杨花远远看见他站起来,心里发慌。除夕那日游市,姜云笃来向她请罪,说自己疏忽,让宅里的轿班回家去了。轿行大多歇业,借的轿班人手不足,便推脱自己不去上香,留在宅里看家。可他素来谨慎,从不会在小事上遗漏。再加上年前摔马时的异常,让杨花觉得自己是否对他过于疏忽,不够了解。
他站在廊下,灯笼影里脸色青白,连呼吸都像带着锈。有风穿堂而过,吹动门楣上半残的苇索。
“伯德,你,你病了吗?”杨花不知道自己在说什么,“娘去叫医师来。”
“不必,娘,我没事。”姜云笃挤出笑,往后退一步,“我是累了。”
她还是问出口,“你眼睛怎么回事,不是早就好了吗?”
“偶有夜视不清罢,娘别为我忧心。”他努力眨了眨眼,终于能看见两旁的灯柱。
“这两日歇息吧,先生也乐得清闲。”杨花恢复面色,佯装镇静道,“我让灶房给你送些汤来。”
他在暗影里摇头,无比庆幸此刻是晚上,昏暗光线足以遮盖他面上的诸多划伤,“过几日,我启程去徽州,船只装订和货物账目还需盯着,娘不必担心,儿心里有数。”
“船舱底部需重新铺垫木板,再多带些油布,过几日怕是有雨。”杨花难得给姜云笃提醒。
不登高山,不知天之高也,不临深溪,不知地之厚也。她和杨娇向来推崇躬行践履的育人之法,因此从来只教道理,很少直接讲方法。
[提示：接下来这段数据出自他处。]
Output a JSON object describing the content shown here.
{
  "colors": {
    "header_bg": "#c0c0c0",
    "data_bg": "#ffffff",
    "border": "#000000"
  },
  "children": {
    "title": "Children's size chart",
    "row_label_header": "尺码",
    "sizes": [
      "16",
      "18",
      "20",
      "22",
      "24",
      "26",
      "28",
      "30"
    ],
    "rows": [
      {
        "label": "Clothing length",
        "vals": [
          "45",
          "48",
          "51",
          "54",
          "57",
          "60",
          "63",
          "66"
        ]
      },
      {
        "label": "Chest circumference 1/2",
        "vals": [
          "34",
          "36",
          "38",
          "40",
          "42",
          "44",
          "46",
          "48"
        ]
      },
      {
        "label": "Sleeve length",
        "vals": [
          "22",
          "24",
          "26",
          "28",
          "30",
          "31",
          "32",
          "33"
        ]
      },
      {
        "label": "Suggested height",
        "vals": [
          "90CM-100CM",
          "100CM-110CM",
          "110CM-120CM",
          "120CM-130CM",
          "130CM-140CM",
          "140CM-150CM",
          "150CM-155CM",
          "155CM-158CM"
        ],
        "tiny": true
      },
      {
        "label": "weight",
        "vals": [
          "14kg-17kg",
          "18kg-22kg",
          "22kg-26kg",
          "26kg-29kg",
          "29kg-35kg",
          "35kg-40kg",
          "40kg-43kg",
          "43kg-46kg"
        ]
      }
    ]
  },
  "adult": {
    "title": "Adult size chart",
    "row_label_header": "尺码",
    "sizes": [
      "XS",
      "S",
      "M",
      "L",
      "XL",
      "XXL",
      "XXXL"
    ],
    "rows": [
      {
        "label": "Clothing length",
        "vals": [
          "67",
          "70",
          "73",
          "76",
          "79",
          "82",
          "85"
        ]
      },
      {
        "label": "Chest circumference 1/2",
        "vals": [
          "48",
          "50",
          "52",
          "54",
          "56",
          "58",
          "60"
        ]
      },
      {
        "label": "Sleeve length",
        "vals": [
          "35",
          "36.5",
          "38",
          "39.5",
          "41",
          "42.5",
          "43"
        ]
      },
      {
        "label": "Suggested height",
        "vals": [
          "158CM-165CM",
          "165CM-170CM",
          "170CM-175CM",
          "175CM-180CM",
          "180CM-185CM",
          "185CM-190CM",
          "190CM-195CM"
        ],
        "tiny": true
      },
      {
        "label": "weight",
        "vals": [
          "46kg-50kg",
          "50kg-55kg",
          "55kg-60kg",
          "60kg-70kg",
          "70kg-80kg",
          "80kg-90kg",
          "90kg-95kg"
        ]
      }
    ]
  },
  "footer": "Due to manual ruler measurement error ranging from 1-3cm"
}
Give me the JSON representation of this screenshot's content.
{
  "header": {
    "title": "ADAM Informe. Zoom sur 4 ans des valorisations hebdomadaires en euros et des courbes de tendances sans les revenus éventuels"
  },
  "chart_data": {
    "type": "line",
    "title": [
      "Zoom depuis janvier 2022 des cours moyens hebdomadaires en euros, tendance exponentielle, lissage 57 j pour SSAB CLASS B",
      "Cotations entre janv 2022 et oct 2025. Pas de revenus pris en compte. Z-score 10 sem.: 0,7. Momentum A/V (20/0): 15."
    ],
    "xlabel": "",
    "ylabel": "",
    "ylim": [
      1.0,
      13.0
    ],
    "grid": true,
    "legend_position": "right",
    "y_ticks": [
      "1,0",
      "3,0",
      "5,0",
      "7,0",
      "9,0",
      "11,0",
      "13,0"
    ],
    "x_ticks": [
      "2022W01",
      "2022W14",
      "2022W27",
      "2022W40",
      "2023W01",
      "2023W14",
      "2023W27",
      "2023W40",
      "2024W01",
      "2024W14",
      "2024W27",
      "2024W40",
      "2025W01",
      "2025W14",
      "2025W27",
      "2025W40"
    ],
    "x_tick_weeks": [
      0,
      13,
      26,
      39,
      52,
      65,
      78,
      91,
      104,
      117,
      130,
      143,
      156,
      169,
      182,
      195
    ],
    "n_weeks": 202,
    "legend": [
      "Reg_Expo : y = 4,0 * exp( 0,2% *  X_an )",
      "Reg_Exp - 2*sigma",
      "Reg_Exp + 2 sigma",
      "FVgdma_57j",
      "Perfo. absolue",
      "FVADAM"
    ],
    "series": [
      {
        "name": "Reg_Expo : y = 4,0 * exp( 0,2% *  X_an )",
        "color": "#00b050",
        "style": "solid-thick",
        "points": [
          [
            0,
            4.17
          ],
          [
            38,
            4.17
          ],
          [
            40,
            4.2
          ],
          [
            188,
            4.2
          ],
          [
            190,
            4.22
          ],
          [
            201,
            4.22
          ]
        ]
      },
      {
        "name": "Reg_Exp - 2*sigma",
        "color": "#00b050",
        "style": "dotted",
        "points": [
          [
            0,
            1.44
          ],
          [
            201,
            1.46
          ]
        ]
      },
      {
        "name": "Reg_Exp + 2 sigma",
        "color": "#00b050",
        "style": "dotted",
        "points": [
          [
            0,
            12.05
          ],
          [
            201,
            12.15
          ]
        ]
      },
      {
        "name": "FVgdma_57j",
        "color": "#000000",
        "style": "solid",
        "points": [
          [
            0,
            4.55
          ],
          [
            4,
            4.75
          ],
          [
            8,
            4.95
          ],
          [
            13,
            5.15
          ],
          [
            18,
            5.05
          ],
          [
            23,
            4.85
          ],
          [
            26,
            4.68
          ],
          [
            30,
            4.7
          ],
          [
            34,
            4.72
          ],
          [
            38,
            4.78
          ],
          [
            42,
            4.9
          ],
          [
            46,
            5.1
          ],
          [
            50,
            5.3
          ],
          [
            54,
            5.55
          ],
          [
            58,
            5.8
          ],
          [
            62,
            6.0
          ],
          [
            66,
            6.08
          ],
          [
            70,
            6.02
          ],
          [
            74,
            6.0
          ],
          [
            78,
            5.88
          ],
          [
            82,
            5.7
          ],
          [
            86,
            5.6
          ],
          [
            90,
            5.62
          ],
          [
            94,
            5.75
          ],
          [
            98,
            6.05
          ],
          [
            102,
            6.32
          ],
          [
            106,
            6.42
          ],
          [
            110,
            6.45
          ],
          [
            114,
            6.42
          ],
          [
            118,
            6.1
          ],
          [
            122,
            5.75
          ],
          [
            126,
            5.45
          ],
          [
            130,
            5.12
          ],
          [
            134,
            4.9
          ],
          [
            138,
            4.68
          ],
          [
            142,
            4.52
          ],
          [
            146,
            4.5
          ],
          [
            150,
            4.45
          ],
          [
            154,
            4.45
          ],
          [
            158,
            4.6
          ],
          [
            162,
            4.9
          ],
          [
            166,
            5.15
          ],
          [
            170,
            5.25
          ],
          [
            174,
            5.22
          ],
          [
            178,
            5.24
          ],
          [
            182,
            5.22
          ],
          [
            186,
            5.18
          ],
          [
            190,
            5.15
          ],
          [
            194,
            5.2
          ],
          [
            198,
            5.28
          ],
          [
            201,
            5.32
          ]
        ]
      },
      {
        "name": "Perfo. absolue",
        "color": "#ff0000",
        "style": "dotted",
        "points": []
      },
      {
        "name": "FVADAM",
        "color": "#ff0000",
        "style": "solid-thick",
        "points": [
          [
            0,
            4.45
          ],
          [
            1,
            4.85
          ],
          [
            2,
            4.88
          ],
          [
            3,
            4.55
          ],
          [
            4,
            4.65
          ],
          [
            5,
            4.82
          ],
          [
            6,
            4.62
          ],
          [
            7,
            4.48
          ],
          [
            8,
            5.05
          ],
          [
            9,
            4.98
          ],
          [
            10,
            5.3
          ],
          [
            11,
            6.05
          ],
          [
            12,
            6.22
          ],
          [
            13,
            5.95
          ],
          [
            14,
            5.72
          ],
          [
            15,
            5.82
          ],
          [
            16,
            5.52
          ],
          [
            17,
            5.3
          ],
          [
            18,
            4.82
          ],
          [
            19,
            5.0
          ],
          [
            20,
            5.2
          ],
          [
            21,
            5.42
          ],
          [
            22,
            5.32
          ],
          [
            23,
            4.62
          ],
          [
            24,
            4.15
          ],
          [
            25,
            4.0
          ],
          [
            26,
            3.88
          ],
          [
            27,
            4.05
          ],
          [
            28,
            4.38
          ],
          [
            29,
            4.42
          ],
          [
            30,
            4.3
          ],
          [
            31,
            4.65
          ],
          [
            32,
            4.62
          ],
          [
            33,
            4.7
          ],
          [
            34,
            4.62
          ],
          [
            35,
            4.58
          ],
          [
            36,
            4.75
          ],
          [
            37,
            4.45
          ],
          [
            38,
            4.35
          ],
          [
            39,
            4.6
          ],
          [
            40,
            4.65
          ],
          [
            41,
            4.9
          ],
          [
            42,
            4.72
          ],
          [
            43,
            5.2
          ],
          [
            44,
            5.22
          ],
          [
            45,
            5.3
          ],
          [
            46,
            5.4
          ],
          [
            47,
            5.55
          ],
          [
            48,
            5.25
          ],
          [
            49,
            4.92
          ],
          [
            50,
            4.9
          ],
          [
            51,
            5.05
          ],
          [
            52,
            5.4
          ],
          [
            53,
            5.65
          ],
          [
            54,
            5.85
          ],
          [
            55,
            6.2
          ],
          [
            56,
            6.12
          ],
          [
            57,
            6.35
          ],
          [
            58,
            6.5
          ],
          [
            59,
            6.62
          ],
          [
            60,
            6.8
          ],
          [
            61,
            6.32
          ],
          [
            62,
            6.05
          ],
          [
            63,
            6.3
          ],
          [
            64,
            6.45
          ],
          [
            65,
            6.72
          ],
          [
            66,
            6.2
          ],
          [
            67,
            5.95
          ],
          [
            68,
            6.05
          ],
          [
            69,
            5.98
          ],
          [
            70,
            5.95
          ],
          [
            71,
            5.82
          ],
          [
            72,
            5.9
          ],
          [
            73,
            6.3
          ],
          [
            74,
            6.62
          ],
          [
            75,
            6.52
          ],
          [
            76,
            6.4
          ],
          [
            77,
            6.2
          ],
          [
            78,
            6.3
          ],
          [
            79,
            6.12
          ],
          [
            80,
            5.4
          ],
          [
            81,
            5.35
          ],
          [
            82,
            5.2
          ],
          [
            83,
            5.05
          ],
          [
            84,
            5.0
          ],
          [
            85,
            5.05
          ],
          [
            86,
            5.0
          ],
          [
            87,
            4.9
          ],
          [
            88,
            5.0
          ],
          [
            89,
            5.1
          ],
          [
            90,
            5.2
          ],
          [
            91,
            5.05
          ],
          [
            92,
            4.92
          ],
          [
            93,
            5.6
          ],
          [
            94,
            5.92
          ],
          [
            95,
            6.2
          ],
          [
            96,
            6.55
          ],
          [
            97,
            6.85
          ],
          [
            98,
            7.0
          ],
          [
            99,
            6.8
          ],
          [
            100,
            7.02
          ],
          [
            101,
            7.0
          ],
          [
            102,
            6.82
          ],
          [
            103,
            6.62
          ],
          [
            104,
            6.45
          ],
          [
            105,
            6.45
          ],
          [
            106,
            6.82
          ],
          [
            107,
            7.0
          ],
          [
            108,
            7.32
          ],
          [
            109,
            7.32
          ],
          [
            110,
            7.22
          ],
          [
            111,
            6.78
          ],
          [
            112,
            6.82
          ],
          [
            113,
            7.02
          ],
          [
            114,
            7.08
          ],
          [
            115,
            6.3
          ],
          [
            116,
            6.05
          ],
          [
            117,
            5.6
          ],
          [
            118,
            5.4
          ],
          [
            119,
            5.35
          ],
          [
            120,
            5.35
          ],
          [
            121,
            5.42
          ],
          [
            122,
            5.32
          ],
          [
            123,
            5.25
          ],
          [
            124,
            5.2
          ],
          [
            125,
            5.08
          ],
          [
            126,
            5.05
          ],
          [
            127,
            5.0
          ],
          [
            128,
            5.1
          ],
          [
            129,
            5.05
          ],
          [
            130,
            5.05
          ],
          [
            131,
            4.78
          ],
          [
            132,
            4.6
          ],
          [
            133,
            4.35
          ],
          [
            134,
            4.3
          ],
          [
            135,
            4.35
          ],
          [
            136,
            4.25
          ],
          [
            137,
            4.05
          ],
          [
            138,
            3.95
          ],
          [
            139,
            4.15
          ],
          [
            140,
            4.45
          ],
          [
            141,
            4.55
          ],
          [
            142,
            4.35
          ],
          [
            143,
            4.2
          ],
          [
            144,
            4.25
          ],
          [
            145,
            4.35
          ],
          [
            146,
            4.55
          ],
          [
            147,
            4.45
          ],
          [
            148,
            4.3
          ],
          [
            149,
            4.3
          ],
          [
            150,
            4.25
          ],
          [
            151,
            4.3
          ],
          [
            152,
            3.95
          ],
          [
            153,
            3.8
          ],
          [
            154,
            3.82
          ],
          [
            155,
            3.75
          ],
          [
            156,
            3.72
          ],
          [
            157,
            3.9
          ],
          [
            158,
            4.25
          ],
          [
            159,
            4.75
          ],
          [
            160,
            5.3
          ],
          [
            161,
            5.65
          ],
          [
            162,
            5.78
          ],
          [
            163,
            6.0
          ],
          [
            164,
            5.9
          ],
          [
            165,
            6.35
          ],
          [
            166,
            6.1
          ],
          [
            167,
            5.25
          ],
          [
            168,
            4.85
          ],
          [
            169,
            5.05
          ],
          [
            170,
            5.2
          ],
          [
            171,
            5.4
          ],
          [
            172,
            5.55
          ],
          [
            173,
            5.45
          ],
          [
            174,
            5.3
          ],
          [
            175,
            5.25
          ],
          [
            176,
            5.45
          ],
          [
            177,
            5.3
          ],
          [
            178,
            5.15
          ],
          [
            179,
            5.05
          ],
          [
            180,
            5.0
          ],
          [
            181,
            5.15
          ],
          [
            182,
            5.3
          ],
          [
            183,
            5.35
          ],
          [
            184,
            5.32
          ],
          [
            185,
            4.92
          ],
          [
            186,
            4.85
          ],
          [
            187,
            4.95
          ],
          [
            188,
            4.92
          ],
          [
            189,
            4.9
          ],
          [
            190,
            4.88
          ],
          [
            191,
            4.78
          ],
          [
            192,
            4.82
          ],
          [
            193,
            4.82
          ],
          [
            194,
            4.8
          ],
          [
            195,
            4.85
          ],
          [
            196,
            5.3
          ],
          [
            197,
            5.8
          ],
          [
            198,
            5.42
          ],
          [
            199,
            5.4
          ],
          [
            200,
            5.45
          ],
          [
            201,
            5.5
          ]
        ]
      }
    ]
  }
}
“儿明白。”姜云笃轻轻勾了下嘴角。杨花如今主事,家业颇大又所涉杂乱,日日都忙到深夜,竟也知道他要装米上船去祁县。
“那....”杨花忽然语滞,只能苍白的说,“那便好,伯德早点歇息。”
两人分离,空中莫名的紧绷感也随之消失。
第二日,石榴给姜云笃的屋里送来一块砚石。
是杨花送他的。每当姜云笃不对劲,她就给他屋里送名贵珍奇。姜云笃知道,杨花想让他开心。娘总是如此。总是如此,他已经知足。